0.16. Looking at the error in the debugger.

The window that opens with the error message is the Pharo debugger. We will look at the debugger and how to use it in Chapter: 0.59 The Pharo Environment.

0.17. Pressing the Create button in the debugger prompts you to select in which class to create the new method.

21.3. Implementing the Tested Method

The error is, of course, exactly what we expected: running the test generates an error because we have not yet written a method that tells strings how to shout. Nevertheless, it's good practice to make sure that the test fails because this confirms that we have set up the testing machinery correctly and that the new test is actually being run. Once you have seen the error, you can Abandon the running test, which will close the debugger window.

0.18. The automatically created shout method waiting for a real definition.

21.3.1. Coding in the Debugger

Instead of pressing Abandon, you can define the missing method using the Create button right in the debugger. This will prompt you to select a class in which to define the new method (see Figure 0.17), then prompt you to select a protocol for that method, and finally take you to a code editor window in the debugger, in which you can edit the code for this new method. Note that since the system cannot implement the method for you, it creates a generic method that is tagged as to be implemented (see Figure 0.18).
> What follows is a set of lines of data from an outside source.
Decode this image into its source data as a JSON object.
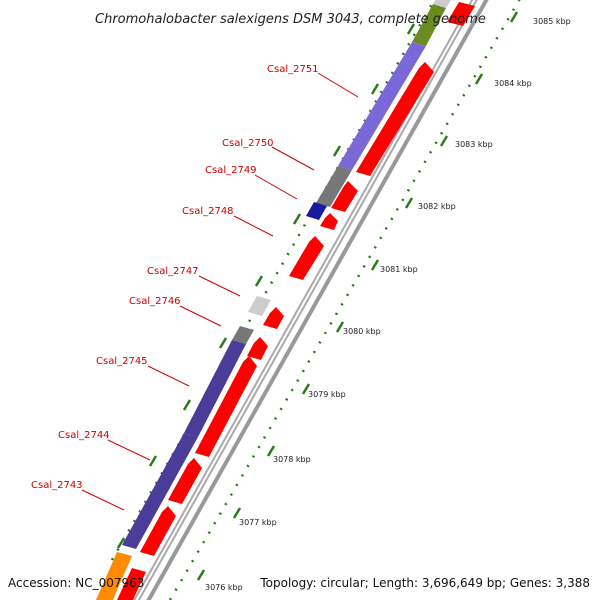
{
  "title": "Chromohalobacter salexigens DSM 3043, complete genome",
  "accession": "Accession: NC_007963",
  "summary": "Topology: circular; Length: 3,696,649 bp; Genes: 3,388",
  "colors": {
    "reverse_cds": "#ff0000",
    "backbone": "#999999",
    "tick": "#2a7a1a",
    "label": "#cc0000"
  },
  "scale": {
    "unit": "kbp",
    "ticks": [
      "3076 kbp",
      "3077 kbp",
      "3078 kbp",
      "3079 kbp",
      "3080 kbp",
      "3081 kbp",
      "3082 kbp",
      "3083 kbp",
      "3084 kbp",
      "3085 kbp"
    ]
  },
  "genes": [
    {
      "name": "Csal_2743"
    },
    {
      "name": "Csal_2744"
    },
    {
      "name": "Csal_2745"
    },
    {
      "name": "Csal_2746"
    },
    {
      "name": "Csal_2747"
    },
    {
      "name": "Csal_2748"
    },
    {
      "name": "Csal_2749"
    },
    {
      "name": "Csal_2750"
    },
    {
      "name": "Csal_2751"
    }
  ]
}
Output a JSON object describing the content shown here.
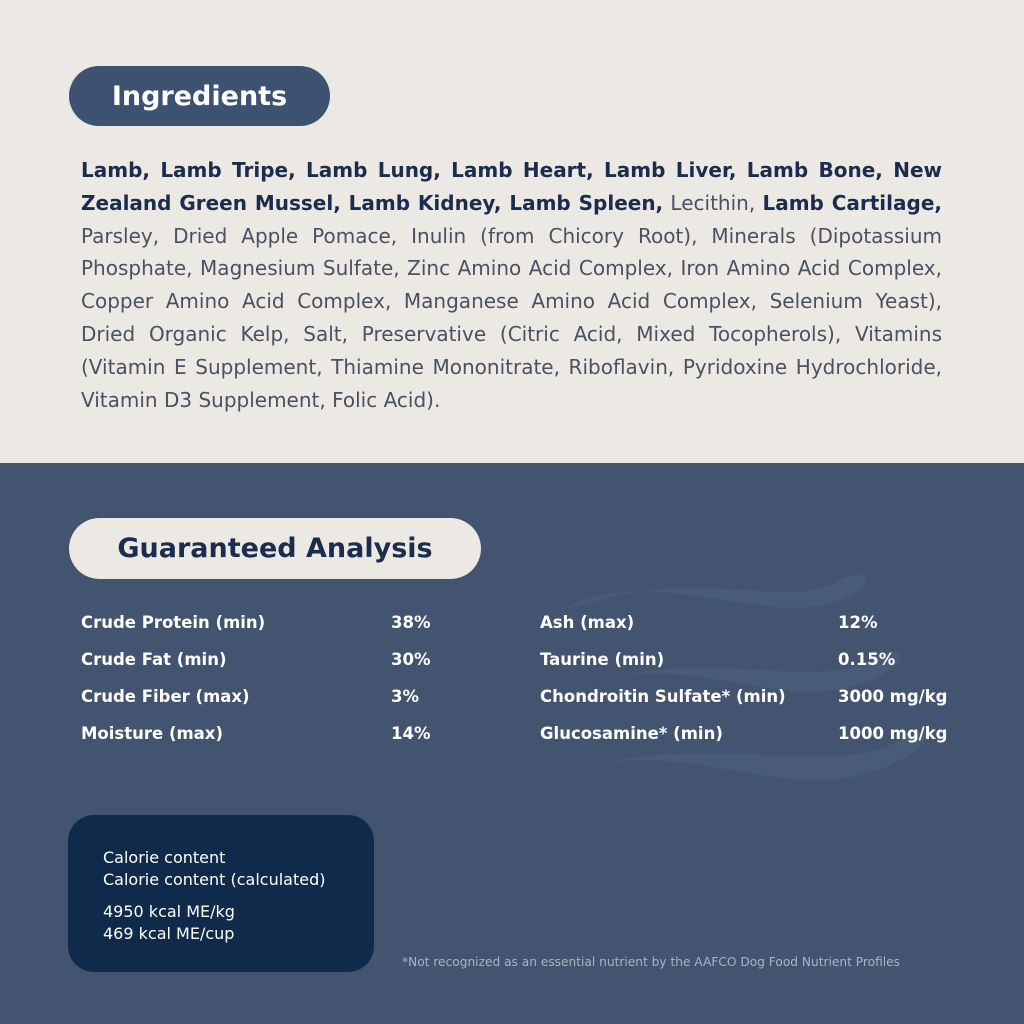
{
  "ingredients": {
    "title": "Ingredients",
    "segments": [
      {
        "text": "Lamb, Lamb Tripe, Lamb Lung, Lamb Heart, Lamb Liver, Lamb Bone, New Zealand Green Mussel, Lamb Kidney, Lamb Spleen,",
        "bold": true
      },
      {
        "text": "Lecithin,",
        "bold": false
      },
      {
        "text": "Lamb Cartilage,",
        "bold": true
      },
      {
        "text": "Parsley, Dried Apple Pomace, Inulin (from Chicory Root), Minerals (Dipotassium Phosphate, Magnesium Sulfate, Zinc Amino Acid Complex, Iron Amino Acid Complex, Copper Amino Acid Complex, Manganese Amino Acid Complex, Selenium Yeast), Dried Organic Kelp, Salt, Preservative (Citric Acid, Mixed Tocopherols), Vitamins (Vitamin E Supplement, Thiamine Mononitrate, Riboflavin, Pyridoxine Hydrochloride, Vitamin D3 Supplement, Folic Acid).",
        "bold": false
      }
    ]
  },
  "analysis": {
    "title": "Guaranteed Analysis",
    "columns": [
      [
        [
          "Crude Protein (min)",
          "38%"
        ],
        [
          "Crude Fat (min)",
          "30%"
        ],
        [
          "Crude Fiber (max)",
          "3%"
        ],
        [
          "Moisture (max)",
          "14%"
        ]
      ],
      [
        [
          "Ash (max)",
          "12%"
        ],
        [
          "Taurine (min)",
          "0.15%"
        ],
        [
          "Chondroitin Sulfate* (min)",
          "3000 mg/kg"
        ],
        [
          "Glucosamine* (min)",
          "1000 mg/kg"
        ]
      ]
    ]
  },
  "calories": {
    "labels": [
      "Calorie content",
      "Calorie content (calculated)"
    ],
    "values": [
      "4950 kcal ME/kg",
      "469 kcal ME/cup"
    ]
  },
  "footnote": "*Not recognized as an essential nutrient by the AAFCO Dog Food Nutrient Profiles"
}
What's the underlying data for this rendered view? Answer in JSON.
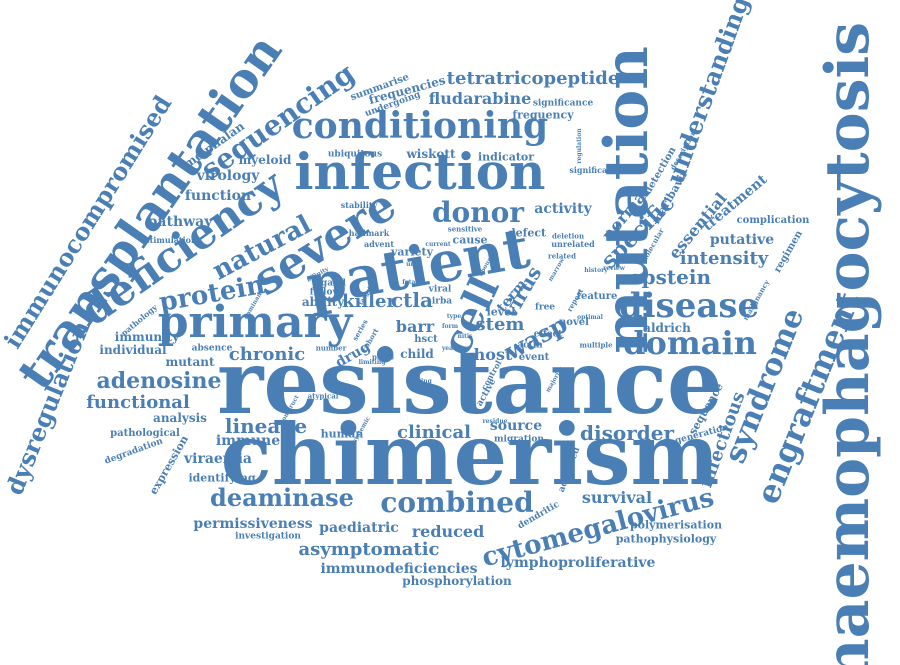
{
  "color": "#4a7fb5",
  "words": [
    {
      "text": "resistance"
    },
    {
      "text": "chimerism"
    },
    {
      "text": "haemophagocytosis"
    },
    {
      "text": "mutation"
    },
    {
      "text": "patient"
    },
    {
      "text": "infection"
    },
    {
      "text": "transplantation"
    },
    {
      "text": "deficiency"
    },
    {
      "text": "severe"
    },
    {
      "text": "primary"
    },
    {
      "text": "cell"
    },
    {
      "text": "conditioning"
    },
    {
      "text": "immunocompromised"
    },
    {
      "text": "dysregulation"
    },
    {
      "text": "engraftment"
    },
    {
      "text": "syndrome"
    },
    {
      "text": "disease"
    },
    {
      "text": "domain"
    },
    {
      "text": "understanding"
    },
    {
      "text": "cytomegalovirus"
    },
    {
      "text": "combined"
    },
    {
      "text": "deaminase"
    },
    {
      "text": "sequencing"
    },
    {
      "text": "donor"
    },
    {
      "text": "natural"
    },
    {
      "text": "protein"
    },
    {
      "text": "adenosine"
    },
    {
      "text": "specific"
    },
    {
      "text": "wasp"
    },
    {
      "text": "epstein"
    },
    {
      "text": "tetratricopeptide"
    },
    {
      "text": "fludarabine"
    },
    {
      "text": "infectious"
    },
    {
      "text": "lineage"
    },
    {
      "text": "functional"
    },
    {
      "text": "chronic"
    },
    {
      "text": "disorder"
    },
    {
      "text": "clinical"
    },
    {
      "text": "killer"
    },
    {
      "text": "virus"
    },
    {
      "text": "ctla"
    },
    {
      "text": "stem"
    },
    {
      "text": "reduced"
    },
    {
      "text": "asymptomatic"
    },
    {
      "text": "paediatric"
    },
    {
      "text": "survival"
    },
    {
      "text": "immunodeficiencies"
    },
    {
      "text": "permissiveness"
    },
    {
      "text": "lymphoproliferative"
    },
    {
      "text": "phosphorylation"
    },
    {
      "text": "intensity"
    },
    {
      "text": "putative"
    },
    {
      "text": "normal"
    },
    {
      "text": "essential"
    },
    {
      "text": "treatment"
    },
    {
      "text": "aldrich"
    },
    {
      "text": "activity"
    },
    {
      "text": "wiskott"
    },
    {
      "text": "virology"
    },
    {
      "text": "function"
    },
    {
      "text": "melphalan"
    },
    {
      "text": "myeloid"
    },
    {
      "text": "pathway"
    },
    {
      "text": "immune"
    },
    {
      "text": "viraemia"
    },
    {
      "text": "source"
    },
    {
      "text": "host"
    },
    {
      "text": "barr"
    },
    {
      "text": "drug"
    },
    {
      "text": "term"
    },
    {
      "text": "child"
    },
    {
      "text": "analysis"
    },
    {
      "text": "immunity"
    },
    {
      "text": "mutant"
    },
    {
      "text": "individual"
    },
    {
      "text": "ability"
    },
    {
      "text": "identifying"
    },
    {
      "text": "expression"
    },
    {
      "text": "degradation"
    },
    {
      "text": "pathological"
    },
    {
      "text": "frequencies"
    },
    {
      "text": "frequency"
    },
    {
      "text": "significance"
    },
    {
      "text": "summarise"
    },
    {
      "text": "undergoing"
    },
    {
      "text": "ubiquitous"
    },
    {
      "text": "indicator"
    },
    {
      "text": "maribavir"
    },
    {
      "text": "detection"
    },
    {
      "text": "complication"
    },
    {
      "text": "regimen"
    },
    {
      "text": "sequence"
    },
    {
      "text": "generation"
    },
    {
      "text": "polymerisation"
    },
    {
      "text": "pathophysiology"
    },
    {
      "text": "investigation"
    },
    {
      "text": "dendritic"
    },
    {
      "text": "advanced"
    },
    {
      "text": "human"
    },
    {
      "text": "migration"
    },
    {
      "text": "defect"
    },
    {
      "text": "cause"
    },
    {
      "text": "variety"
    },
    {
      "text": "level"
    },
    {
      "text": "feature"
    },
    {
      "text": "novel"
    },
    {
      "text": "event"
    },
    {
      "text": "actin"
    },
    {
      "text": "hsct"
    },
    {
      "text": "stimulation"
    },
    {
      "text": "pathology"
    },
    {
      "text": "stability"
    },
    {
      "text": "hallmark"
    },
    {
      "text": "advent"
    },
    {
      "text": "sensitive"
    },
    {
      "text": "deletion"
    },
    {
      "text": "unrelated"
    },
    {
      "text": "related"
    },
    {
      "text": "significant"
    },
    {
      "text": "regulation"
    },
    {
      "text": "description"
    },
    {
      "text": "molecular"
    },
    {
      "text": "malignancy"
    },
    {
      "text": "history"
    },
    {
      "text": "optimal"
    },
    {
      "text": "multiple"
    },
    {
      "text": "affinity"
    },
    {
      "text": "ligand"
    },
    {
      "text": "follow"
    },
    {
      "text": "viral"
    },
    {
      "text": "irba"
    },
    {
      "text": "free"
    },
    {
      "text": "effect"
    },
    {
      "text": "absence"
    },
    {
      "text": "number"
    },
    {
      "text": "atypical"
    },
    {
      "text": "pbscs"
    },
    {
      "text": "systemic"
    },
    {
      "text": "residue"
    },
    {
      "text": "active"
    },
    {
      "text": "control"
    },
    {
      "text": "testing"
    },
    {
      "text": "majority"
    },
    {
      "text": "construct"
    },
    {
      "text": "dominant"
    },
    {
      "text": "series"
    },
    {
      "text": "cohort"
    },
    {
      "text": "repeat"
    },
    {
      "text": "limiting"
    },
    {
      "text": "target"
    },
    {
      "text": "year"
    },
    {
      "text": "current"
    },
    {
      "text": "abound"
    },
    {
      "text": "review"
    },
    {
      "text": "marrow"
    },
    {
      "text": "form"
    },
    {
      "text": "nitis"
    },
    {
      "text": "type"
    },
    {
      "text": "fatal"
    },
    {
      "text": "unit"
    }
  ]
}
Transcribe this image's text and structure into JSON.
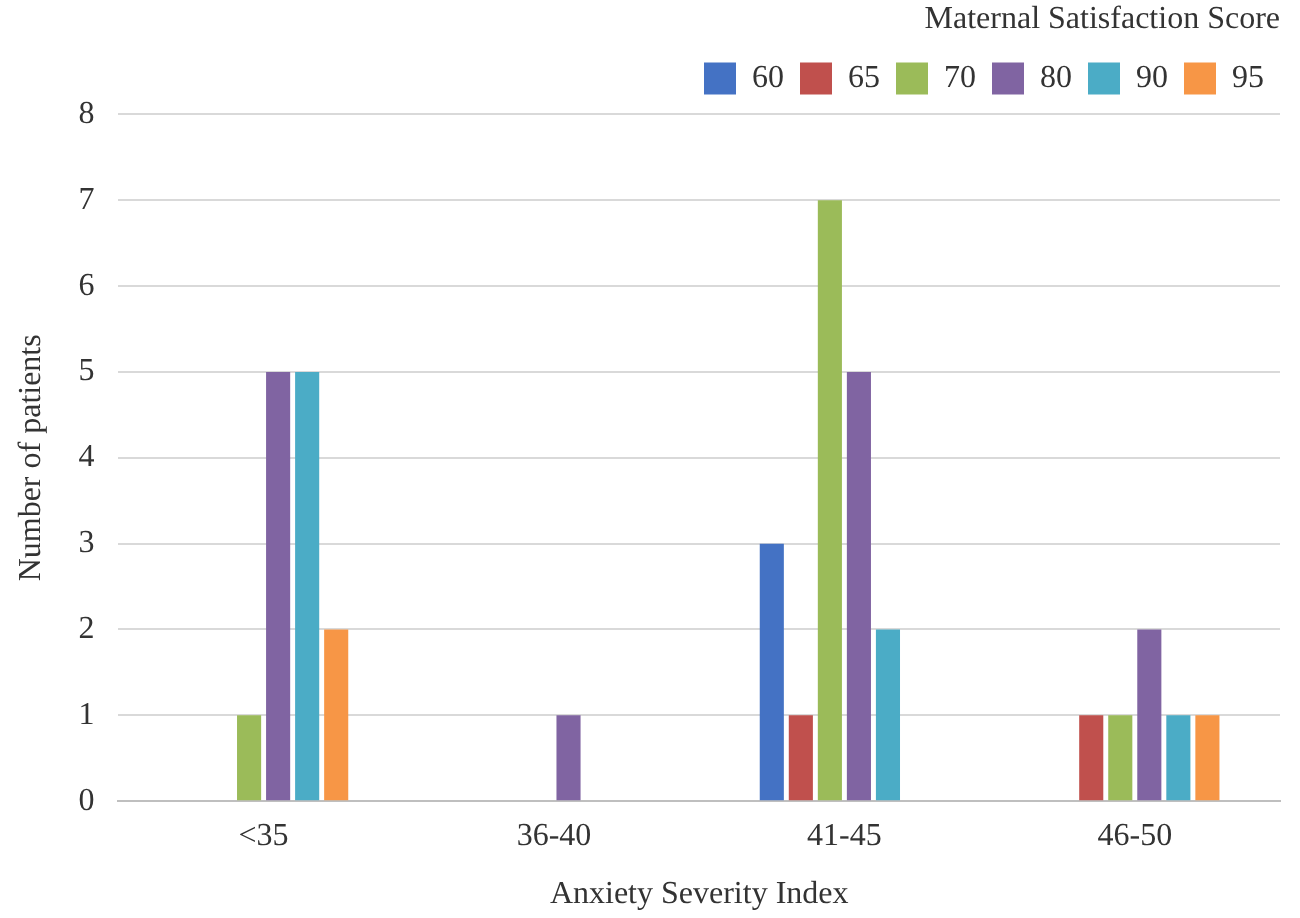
{
  "chart_data": {
    "type": "bar",
    "xlabel": "Anxiety Severity Index",
    "ylabel": "Number of patients",
    "legend_title": "Maternal Satisfaction Score",
    "categories": [
      "<35",
      "36-40",
      "41-45",
      "46-50"
    ],
    "series": [
      {
        "name": "60",
        "color": "#4472c4",
        "values": [
          0,
          0,
          3,
          0
        ]
      },
      {
        "name": "65",
        "color": "#c0504d",
        "values": [
          0,
          0,
          1,
          1
        ]
      },
      {
        "name": "70",
        "color": "#9bbb59",
        "values": [
          1,
          0,
          7,
          1
        ]
      },
      {
        "name": "80",
        "color": "#8064a2",
        "values": [
          5,
          1,
          5,
          2
        ]
      },
      {
        "name": "90",
        "color": "#4bacc6",
        "values": [
          5,
          0,
          2,
          1
        ]
      },
      {
        "name": "95",
        "color": "#f79646",
        "values": [
          2,
          0,
          0,
          1
        ]
      }
    ],
    "ylim": [
      0,
      8
    ],
    "yticks": [
      0,
      1,
      2,
      3,
      4,
      5,
      6,
      7,
      8
    ],
    "grid": "y",
    "legend": "top right"
  }
}
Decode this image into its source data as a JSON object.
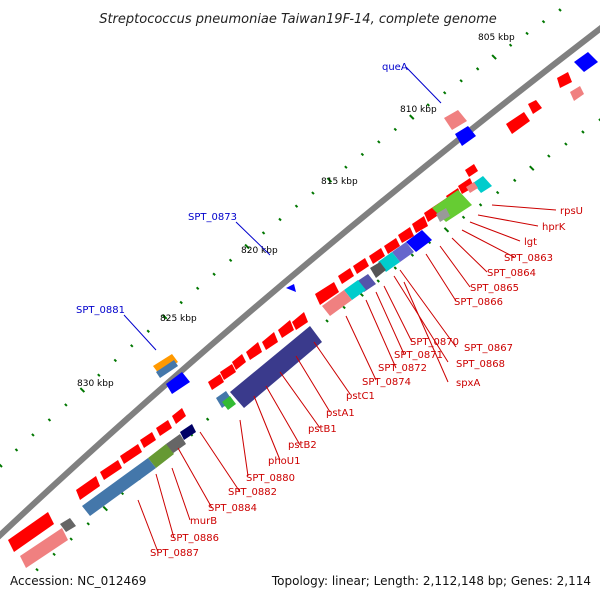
{
  "title": "Streptococcus pneumoniae Taiwan19F-14, complete genome",
  "footer": {
    "accession": "Accession: NC_012469",
    "summary": "Topology: linear; Length: 2,112,148 bp; Genes: 2,114"
  },
  "scale_labels": [
    "805 kbp",
    "810 kbp",
    "815 kbp",
    "820 kbp",
    "825 kbp",
    "830 kbp"
  ],
  "blue_labels": [
    "queA",
    "SPT_0873",
    "SPT_0881"
  ],
  "red_labels": [
    "rpsU",
    "hprK",
    "lgt",
    "SPT_0863",
    "SPT_0864",
    "SPT_0865",
    "SPT_0866",
    "SPT_0867",
    "SPT_0868",
    "SPT_0870",
    "SPT_0871",
    "SPT_0872",
    "spxA",
    "SPT_0874",
    "pstC1",
    "pstA1",
    "pstB1",
    "pstB2",
    "phoU1",
    "SPT_0880",
    "SPT_0882",
    "SPT_0884",
    "murB",
    "SPT_0886",
    "SPT_0887"
  ],
  "colors": {
    "backbone": "#808080",
    "gene_red": "#ff0000",
    "gene_pink": "#f08080",
    "gene_blue": "#0000ff",
    "label_red": "#cc0000",
    "label_blue": "#0000cc",
    "tick_green": "#007700"
  }
}
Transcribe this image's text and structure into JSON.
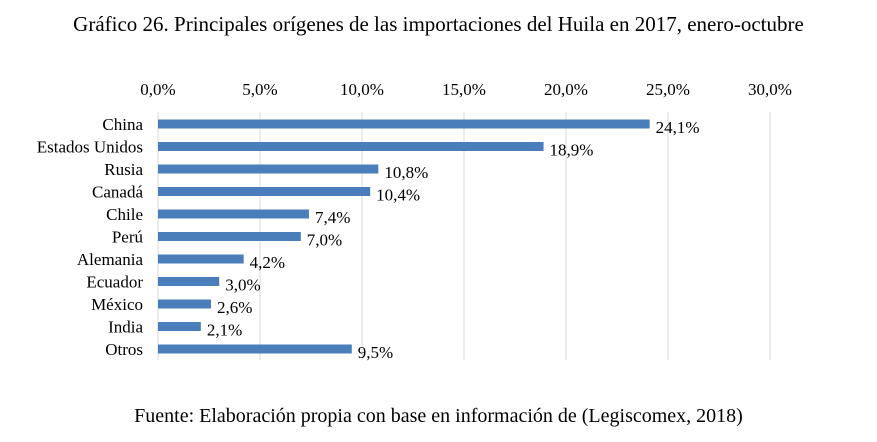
{
  "chart_data": {
    "type": "bar",
    "orientation": "horizontal",
    "title": "Gráfico 26. Principales orígenes de las importaciones del Huila en 2017, enero-octubre",
    "categories": [
      "China",
      "Estados Unidos",
      "Rusia",
      "Canadá",
      "Chile",
      "Perú",
      "Alemania",
      "Ecuador",
      "México",
      "India",
      "Otros"
    ],
    "values": [
      24.1,
      18.9,
      10.8,
      10.4,
      7.4,
      7.0,
      4.2,
      3.0,
      2.6,
      2.1,
      9.5
    ],
    "data_labels": [
      "24,1%",
      "18,9%",
      "10,8%",
      "10,4%",
      "7,4%",
      "7,0%",
      "4,2%",
      "3,0%",
      "2,6%",
      "2,1%",
      "9,5%"
    ],
    "xlim": [
      0,
      30
    ],
    "xticks": [
      0,
      5,
      10,
      15,
      20,
      25,
      30
    ],
    "xtick_labels": [
      "0,0%",
      "5,0%",
      "10,0%",
      "15,0%",
      "20,0%",
      "25,0%",
      "30,0%"
    ],
    "xaxis_position": "top",
    "grid": true,
    "legend": "none",
    "bar_color": "#4a7ebb",
    "grid_color": "#d9d9d9",
    "source": "Fuente: Elaboración propia con base en información de (Legiscomex, 2018)"
  }
}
Now let's define the method that will make the test succeed! Right inside the debugger edit the shout method with this definition:

shout
  ^ self asUppercase,'!'

The comma is the string concatenation operation, so the body of this method appends an exclamation mark to an upper-case version of whatever String object the shout message was sent to. The ^ tells Pharo that the expression that follows is the answer to be returned from the method, in this case the new concatenated string.

When you've finished implementing the method, do not forget to compile it using CMD-s and you can press Proceed and continue with the tests. Note that Proceed simply continues on running the test suite, and does not re-run the failed method.

a. Does this method work?

Let's run the tests and see. Click on Run Selected again in the Test Runner, and this time you should see a green bar and text indicating that all of the tests ran with no failures and no errors. When you get to a green bar, it's a good idea to save your work by saving the image (World Menu > Save), and take a break. So, do that right now!

22. Chapter Summary

This chapter has introduced you to the Pharo environment and shown you how to use some of the major tools, such as the System Browser, Spotter, the Finder, the Debugger, and the Test Runner. You have also seen a little of Pharo's syntax, even though you may not understand it all yet.